Jamison “Jay” Meredith died on Sept. 13. Although reportedly incapacitated for several years and unable to speak owing to a series of strokes, his mind remained clear, and he was able to communicate.

I recall Jay at Amherst as quiet, kind and personable, yet also as someone who usually kept to himself. Pat recalls him as unpretentious, his casually unworldly presence partly relieving the pressure we all felt in our disciplines.

Jay, a biology major, had a fine sense of humor but never laughed at his own jokes. Jay hailed from Fairmont, W.Va.; I had lived in Harpers Ferry, W.Va. As Alpha Delta Phi pledges, Jay, Pat and I shared in the initiation stunts that played off detectable idiosyncrasies. Jay, because of his West Virginian accent, was assigned to recite Lewis Carroll’s “Jabberwocky” on the steps of Converse and managed this with the best of grace, if not of elocution.

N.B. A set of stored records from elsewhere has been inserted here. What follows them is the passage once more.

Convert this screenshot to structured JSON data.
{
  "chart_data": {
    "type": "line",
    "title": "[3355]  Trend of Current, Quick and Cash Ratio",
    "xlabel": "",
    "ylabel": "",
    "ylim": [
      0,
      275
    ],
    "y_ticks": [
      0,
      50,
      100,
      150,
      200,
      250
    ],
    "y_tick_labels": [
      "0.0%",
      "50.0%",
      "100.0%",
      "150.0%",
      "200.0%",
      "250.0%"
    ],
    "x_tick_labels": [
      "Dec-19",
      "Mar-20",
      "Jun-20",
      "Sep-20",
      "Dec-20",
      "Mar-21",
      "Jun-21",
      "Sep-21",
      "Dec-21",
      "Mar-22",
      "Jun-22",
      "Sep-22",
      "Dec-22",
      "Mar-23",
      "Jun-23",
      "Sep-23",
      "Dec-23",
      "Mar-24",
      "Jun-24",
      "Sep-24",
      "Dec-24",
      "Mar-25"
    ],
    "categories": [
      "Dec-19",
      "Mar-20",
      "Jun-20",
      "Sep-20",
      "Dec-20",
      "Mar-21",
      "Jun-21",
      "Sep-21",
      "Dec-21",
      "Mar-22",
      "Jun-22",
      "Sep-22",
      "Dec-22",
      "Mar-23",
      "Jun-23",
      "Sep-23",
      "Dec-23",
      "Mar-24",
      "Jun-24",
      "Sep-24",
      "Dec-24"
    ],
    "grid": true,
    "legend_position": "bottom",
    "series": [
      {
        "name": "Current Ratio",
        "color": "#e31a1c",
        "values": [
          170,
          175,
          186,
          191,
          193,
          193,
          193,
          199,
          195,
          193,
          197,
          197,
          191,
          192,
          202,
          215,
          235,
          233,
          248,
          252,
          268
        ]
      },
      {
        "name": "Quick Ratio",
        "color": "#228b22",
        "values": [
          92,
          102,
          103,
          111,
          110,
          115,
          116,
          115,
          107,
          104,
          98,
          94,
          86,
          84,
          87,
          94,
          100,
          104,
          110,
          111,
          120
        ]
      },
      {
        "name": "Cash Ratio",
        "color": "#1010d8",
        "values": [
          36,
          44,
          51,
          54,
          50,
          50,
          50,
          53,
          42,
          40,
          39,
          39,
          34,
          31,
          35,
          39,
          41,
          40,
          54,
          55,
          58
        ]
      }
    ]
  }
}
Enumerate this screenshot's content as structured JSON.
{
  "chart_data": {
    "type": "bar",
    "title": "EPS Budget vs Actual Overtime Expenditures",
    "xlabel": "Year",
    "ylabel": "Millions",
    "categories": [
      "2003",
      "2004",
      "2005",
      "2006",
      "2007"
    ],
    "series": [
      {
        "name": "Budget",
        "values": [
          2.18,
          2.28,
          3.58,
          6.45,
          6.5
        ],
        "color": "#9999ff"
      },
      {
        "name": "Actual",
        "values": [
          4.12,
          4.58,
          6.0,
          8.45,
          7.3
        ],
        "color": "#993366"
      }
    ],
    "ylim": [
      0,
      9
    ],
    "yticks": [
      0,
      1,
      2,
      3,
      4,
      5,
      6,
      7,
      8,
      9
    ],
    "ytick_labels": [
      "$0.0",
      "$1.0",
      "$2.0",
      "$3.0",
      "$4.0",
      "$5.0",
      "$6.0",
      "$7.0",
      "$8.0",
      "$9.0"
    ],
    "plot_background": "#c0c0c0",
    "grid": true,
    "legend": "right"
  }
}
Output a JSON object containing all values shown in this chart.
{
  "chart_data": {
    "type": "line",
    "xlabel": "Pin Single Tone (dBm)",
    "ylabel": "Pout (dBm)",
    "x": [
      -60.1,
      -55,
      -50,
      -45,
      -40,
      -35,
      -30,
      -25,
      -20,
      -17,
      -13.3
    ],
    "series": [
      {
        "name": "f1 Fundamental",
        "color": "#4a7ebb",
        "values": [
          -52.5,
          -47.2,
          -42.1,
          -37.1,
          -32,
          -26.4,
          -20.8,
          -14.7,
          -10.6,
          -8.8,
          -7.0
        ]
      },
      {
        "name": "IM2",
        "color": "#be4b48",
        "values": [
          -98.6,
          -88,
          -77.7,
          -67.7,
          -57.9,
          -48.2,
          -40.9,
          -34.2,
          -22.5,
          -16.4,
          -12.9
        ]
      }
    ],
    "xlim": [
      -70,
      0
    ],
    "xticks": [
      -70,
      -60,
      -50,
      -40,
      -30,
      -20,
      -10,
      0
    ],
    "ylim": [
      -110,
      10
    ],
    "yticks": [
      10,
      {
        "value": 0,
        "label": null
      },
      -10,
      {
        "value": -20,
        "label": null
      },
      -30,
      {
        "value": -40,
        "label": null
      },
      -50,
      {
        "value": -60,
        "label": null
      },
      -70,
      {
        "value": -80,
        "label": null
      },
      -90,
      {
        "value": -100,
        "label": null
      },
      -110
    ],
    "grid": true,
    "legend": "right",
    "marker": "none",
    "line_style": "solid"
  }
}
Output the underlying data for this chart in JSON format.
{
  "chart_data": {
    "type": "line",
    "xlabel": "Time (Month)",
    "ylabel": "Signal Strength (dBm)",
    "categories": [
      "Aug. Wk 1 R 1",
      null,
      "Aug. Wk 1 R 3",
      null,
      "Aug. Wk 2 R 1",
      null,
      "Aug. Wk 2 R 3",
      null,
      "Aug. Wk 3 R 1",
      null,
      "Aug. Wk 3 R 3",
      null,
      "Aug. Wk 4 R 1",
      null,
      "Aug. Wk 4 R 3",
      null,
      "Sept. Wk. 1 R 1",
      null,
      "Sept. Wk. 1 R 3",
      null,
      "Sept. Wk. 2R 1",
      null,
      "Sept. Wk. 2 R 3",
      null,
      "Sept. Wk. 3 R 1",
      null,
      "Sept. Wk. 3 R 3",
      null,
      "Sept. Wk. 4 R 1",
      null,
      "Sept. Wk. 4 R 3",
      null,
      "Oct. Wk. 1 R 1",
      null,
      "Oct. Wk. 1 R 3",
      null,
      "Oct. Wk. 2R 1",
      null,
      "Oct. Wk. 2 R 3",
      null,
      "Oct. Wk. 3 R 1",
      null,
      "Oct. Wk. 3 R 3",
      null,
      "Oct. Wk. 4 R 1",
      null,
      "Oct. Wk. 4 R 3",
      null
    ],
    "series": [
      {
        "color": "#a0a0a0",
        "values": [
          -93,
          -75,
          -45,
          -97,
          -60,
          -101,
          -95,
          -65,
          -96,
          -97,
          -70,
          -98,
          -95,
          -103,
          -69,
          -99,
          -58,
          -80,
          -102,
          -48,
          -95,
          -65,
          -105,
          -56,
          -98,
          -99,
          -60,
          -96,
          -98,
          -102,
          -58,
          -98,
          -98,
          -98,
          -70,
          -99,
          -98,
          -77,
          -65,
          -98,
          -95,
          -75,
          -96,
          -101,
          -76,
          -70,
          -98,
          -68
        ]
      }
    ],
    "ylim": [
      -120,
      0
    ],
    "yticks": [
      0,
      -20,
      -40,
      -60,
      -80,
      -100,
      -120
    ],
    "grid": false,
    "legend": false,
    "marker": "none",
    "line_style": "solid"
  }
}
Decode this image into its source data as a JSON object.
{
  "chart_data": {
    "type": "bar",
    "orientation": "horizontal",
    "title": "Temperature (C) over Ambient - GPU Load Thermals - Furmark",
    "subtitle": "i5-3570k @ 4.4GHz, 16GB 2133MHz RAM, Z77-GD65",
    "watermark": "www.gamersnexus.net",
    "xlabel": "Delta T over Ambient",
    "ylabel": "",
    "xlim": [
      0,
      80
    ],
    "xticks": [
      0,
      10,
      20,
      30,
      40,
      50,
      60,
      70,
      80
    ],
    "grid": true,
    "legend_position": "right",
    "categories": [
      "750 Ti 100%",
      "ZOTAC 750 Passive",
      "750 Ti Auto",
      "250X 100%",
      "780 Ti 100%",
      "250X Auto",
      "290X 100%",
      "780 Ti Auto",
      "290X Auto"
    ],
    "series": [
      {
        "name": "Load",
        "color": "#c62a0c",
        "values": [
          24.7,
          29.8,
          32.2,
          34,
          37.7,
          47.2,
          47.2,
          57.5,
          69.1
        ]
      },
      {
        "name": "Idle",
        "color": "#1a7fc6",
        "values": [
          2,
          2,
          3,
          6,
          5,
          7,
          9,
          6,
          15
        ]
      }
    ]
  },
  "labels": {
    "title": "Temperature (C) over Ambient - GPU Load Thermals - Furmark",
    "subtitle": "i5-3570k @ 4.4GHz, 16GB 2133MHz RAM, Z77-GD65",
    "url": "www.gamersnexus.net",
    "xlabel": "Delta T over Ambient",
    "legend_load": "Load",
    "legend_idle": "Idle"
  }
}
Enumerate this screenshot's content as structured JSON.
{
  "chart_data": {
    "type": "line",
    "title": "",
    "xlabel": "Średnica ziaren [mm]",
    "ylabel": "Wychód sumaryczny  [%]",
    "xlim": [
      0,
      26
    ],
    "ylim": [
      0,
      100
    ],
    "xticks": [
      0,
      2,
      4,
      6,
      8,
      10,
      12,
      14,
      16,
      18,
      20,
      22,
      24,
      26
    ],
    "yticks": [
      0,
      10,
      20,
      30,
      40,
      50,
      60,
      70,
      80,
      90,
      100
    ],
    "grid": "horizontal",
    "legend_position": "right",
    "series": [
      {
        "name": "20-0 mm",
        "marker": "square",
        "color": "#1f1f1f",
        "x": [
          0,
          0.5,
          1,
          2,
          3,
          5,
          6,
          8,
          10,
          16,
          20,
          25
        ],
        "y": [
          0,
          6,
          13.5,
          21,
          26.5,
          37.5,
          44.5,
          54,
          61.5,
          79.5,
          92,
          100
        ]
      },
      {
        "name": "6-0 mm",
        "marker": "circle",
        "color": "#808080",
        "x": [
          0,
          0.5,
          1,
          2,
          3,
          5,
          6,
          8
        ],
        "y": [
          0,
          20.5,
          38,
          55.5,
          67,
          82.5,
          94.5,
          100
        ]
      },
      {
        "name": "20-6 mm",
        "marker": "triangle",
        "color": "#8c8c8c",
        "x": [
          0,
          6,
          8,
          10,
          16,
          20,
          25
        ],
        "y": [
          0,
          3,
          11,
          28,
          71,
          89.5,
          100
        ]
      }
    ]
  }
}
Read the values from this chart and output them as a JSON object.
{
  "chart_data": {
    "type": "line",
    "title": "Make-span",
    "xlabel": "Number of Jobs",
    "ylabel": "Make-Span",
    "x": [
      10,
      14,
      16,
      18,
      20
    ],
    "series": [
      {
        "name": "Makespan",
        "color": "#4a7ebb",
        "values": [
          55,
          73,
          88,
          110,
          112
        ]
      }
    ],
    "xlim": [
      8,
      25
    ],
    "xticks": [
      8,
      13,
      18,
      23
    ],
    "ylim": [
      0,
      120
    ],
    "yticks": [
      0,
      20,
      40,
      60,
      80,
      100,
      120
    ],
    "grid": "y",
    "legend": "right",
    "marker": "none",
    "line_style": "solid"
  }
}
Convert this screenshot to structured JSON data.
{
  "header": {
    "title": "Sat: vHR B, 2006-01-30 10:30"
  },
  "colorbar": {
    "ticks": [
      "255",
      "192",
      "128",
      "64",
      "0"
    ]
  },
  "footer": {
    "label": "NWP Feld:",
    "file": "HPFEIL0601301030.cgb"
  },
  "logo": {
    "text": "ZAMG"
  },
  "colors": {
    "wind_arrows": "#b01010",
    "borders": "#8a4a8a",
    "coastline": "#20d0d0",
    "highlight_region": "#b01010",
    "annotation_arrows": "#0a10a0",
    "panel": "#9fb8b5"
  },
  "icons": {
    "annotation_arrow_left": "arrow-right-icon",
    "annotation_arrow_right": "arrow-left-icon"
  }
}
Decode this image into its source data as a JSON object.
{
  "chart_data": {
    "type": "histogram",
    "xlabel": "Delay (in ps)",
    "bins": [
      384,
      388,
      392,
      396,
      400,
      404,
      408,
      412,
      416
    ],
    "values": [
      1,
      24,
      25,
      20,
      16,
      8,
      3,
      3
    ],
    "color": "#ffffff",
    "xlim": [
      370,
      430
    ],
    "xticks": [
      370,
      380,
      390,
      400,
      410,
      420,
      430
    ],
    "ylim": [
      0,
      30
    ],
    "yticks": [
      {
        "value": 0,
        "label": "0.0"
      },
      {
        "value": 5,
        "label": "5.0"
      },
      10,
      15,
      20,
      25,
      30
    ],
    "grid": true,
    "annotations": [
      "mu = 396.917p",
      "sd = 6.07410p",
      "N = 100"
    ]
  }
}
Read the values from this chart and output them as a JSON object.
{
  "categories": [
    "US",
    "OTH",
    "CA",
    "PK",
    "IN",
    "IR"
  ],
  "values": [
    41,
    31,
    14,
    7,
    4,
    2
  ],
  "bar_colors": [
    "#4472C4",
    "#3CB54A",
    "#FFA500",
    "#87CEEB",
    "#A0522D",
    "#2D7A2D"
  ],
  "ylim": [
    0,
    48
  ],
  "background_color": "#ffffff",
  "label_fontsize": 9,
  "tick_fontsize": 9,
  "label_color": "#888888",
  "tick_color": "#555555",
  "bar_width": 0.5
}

None of us saw or heard from Jay following graduation. In 2014, I reached out to encourage him to attend our 50th reunion and discovered he was living on Maryland’s Eastern Shore. His son Alec responded that while Jay could not attend, he appreciated hearing from a classmate. Since then, I had always intended to see Jay but regrettably had not. Then Alec’s email came with news of his father’s passing. At Jay’s funeral, I met Alec and his wife, Eliana.

Alec reported that, while Jay regularly read Amherst and often sat in his “black Amherst chair,” he “didn’t talk much of Amherst, and he never went back.” While “proud of his alma mater, it sounded like a real grind most of the time.”

For much of his career, Jay was a self-employed software developer for the construction industry.

It seems Jay lived his life, much of it, his way. We miss him.